Power

Vicor power module simplifies aerospace design

18th June 2020
Alex Lynn
0

Escalating concern over rising carbon dioxide (CO2) emissions is driving worldwide demand for pure-electric vehicle (EV) and hybrid-electric vehicles (HEV) in aerospace design. The airline industry is undergoing a similar evolution and is analysing the cost and performance benefits of electric-powered aviation. If air travel infrastructure costs can be driven down, it becomes feasible to expand air travel to underserviced and remote geographies.

Ampaire (Hawthorne, CA) is committed to realising this vision by developing electric aircraft that are environmentally clean, less costly, safe and quiet. Compared to traditional combustion engine-powered aircraft, Ampaire seeks to achieve a 90% reduction in fuel costs, a 50% reduction in maintenance and a 66% reduction in noise during takeoff and landing with an all-electric aircraft with zero tailpipe emissions.
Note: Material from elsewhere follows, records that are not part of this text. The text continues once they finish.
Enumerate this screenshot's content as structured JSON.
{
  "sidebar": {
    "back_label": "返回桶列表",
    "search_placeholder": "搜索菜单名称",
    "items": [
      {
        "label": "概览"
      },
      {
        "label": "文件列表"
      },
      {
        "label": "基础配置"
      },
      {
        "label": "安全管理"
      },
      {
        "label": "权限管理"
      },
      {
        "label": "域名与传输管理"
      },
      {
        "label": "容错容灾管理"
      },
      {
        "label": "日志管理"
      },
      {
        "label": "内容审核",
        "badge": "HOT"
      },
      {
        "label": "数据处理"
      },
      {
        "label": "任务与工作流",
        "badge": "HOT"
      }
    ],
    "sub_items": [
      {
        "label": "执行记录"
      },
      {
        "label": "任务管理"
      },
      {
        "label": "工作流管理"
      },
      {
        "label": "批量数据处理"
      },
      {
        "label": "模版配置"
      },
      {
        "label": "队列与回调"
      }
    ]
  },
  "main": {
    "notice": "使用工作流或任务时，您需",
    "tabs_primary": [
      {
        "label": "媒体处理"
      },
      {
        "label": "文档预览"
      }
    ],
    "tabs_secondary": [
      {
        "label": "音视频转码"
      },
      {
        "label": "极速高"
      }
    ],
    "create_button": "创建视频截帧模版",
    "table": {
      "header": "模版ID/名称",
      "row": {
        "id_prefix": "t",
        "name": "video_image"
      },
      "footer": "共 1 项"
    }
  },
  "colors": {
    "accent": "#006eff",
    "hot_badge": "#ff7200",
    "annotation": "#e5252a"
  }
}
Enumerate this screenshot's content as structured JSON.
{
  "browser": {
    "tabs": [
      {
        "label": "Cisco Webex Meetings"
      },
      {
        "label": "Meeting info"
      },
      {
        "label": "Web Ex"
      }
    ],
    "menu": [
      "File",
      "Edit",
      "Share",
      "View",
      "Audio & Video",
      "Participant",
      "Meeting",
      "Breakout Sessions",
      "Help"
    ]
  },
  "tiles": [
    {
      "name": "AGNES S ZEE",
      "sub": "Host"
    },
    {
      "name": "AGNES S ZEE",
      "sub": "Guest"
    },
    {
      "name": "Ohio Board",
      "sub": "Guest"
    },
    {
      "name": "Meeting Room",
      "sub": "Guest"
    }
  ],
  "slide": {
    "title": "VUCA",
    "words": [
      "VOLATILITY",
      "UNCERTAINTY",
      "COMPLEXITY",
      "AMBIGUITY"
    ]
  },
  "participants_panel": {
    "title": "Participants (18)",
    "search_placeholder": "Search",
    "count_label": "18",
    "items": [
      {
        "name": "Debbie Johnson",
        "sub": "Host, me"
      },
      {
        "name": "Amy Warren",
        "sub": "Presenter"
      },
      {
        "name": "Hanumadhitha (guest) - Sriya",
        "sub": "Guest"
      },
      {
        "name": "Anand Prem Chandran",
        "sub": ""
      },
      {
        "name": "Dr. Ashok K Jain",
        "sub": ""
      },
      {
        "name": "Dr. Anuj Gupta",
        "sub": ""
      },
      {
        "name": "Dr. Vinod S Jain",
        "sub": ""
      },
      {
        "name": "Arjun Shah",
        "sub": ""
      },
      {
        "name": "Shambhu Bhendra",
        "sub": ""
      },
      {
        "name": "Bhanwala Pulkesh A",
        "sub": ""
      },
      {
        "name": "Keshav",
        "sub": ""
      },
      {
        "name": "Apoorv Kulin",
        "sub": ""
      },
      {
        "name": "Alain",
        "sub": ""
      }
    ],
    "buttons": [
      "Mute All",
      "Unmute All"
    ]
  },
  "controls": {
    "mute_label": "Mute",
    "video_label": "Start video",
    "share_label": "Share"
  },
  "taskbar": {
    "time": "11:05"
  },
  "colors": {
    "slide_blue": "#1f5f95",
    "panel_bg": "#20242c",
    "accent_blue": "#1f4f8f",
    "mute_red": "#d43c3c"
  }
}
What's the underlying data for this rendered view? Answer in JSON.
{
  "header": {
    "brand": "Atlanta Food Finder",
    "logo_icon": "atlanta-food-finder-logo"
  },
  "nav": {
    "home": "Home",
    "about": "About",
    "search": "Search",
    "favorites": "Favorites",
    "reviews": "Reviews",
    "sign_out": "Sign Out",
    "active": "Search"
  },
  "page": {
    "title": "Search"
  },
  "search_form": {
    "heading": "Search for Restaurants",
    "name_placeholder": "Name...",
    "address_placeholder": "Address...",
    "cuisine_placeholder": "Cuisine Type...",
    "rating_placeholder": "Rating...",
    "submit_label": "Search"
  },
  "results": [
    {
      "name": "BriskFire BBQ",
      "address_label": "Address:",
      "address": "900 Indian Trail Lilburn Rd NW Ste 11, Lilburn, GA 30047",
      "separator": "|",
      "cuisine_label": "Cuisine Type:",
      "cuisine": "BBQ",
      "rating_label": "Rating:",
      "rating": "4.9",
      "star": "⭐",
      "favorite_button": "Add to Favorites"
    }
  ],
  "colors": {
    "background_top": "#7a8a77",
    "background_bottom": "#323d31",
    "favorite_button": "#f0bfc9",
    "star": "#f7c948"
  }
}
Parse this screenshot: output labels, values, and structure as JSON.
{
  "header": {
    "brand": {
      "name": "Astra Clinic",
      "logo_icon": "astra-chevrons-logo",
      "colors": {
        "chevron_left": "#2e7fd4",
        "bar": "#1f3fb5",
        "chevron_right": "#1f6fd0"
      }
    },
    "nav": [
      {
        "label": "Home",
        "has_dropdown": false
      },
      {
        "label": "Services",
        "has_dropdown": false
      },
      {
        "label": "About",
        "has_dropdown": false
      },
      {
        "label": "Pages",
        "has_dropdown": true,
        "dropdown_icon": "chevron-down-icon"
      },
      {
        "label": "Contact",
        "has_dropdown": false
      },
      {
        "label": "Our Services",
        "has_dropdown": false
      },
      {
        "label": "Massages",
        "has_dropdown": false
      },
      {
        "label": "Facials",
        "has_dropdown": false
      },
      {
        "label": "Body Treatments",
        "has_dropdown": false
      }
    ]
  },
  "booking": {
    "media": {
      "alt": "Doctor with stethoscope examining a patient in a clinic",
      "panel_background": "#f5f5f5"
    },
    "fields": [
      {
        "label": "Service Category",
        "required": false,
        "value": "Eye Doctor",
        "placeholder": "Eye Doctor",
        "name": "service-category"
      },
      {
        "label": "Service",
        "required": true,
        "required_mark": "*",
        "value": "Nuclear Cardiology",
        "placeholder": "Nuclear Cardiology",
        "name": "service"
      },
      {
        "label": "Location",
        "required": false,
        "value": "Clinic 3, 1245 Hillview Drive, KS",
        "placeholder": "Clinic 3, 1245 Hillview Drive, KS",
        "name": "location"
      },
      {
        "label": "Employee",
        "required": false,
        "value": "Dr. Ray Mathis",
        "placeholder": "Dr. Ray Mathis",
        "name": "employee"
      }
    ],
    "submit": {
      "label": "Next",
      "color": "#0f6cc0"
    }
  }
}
Switching to electric propulsion could expand airline destinations by 10x from 500 to 5000 airports in the U.S. alone. As a result, people living in remote areas will have far easier access to regional airline transportation, and regional airlines struggling to achieve profitability due to high operating costs will be well positioned to thrive.

Greener, cleaner power for air travel

Ampaire is currently at the prototyping stage and has developed a dual-power-source architecture to enable redundancy during initial test flight scenarios, to evaluate and develop techniques for dividing the power and propulsion load between the fuel and electric power sources based on payload, cruise speed and flight path.

The current Ampaire prototype – a retrofitted Cessna 337 Skymaster – employs an inline, parallel hybrid architecture: a standard combustion-engine-powered propeller is located in the rear of the aircraft, and an electric-powered propeller is placed up front. During flight, power can be dynamically shared across both propulsion systems to optimise speed, power, fuel consumption or noise.

High-density power-component solutions essential to rapid prototyping

The power delivery system for the Ampaire prototype plane consists of a high-voltage battery pack power source with a range of 500V – 738V. Typical avionic control and monitoring systems operate from a 28V supply, so a DC-DC converter solution that operates from a wide-range input and tightly regulates to a 28V output was required. Because of the high-voltage battery, isolation was also necessary, and a power rating of up to 500 watts was desired.

The Ampaire design team also requested a compact size for the solution, high efficiency, a simple thermal management set up and rapid prototyping and time to production. The design team also did not want to design or use circuit boards for the power converter. With these design requirements, the Vicor engineering team recommended that the power conversion and regulation be done in 2 stages to optimise the efficiency and power density and to simplify thermal management. A fixed-ratio bus converter (BCM) would be used to isolate and down-convert the high-voltage battery, followed by a low-voltage DC-DC converter to regulate the output of the bus converter to 28V. 

The future of electric-powered flight

Ampaire is among the leaders in the electric-powered aviation market to fly an aircraft demonstrating commercial viability. Its prototype aircraft is slated for testing by Hawaii-based Mokulele Airlines, which hopes to employ next-generation, commercial-production Ampaire aircraft for short-haul flights across the Hawaiian Islands. The future Ampaire production plane is expected to carry from nine to nineteen passengers and travel the 90 mile range from Honolulu to Kahului.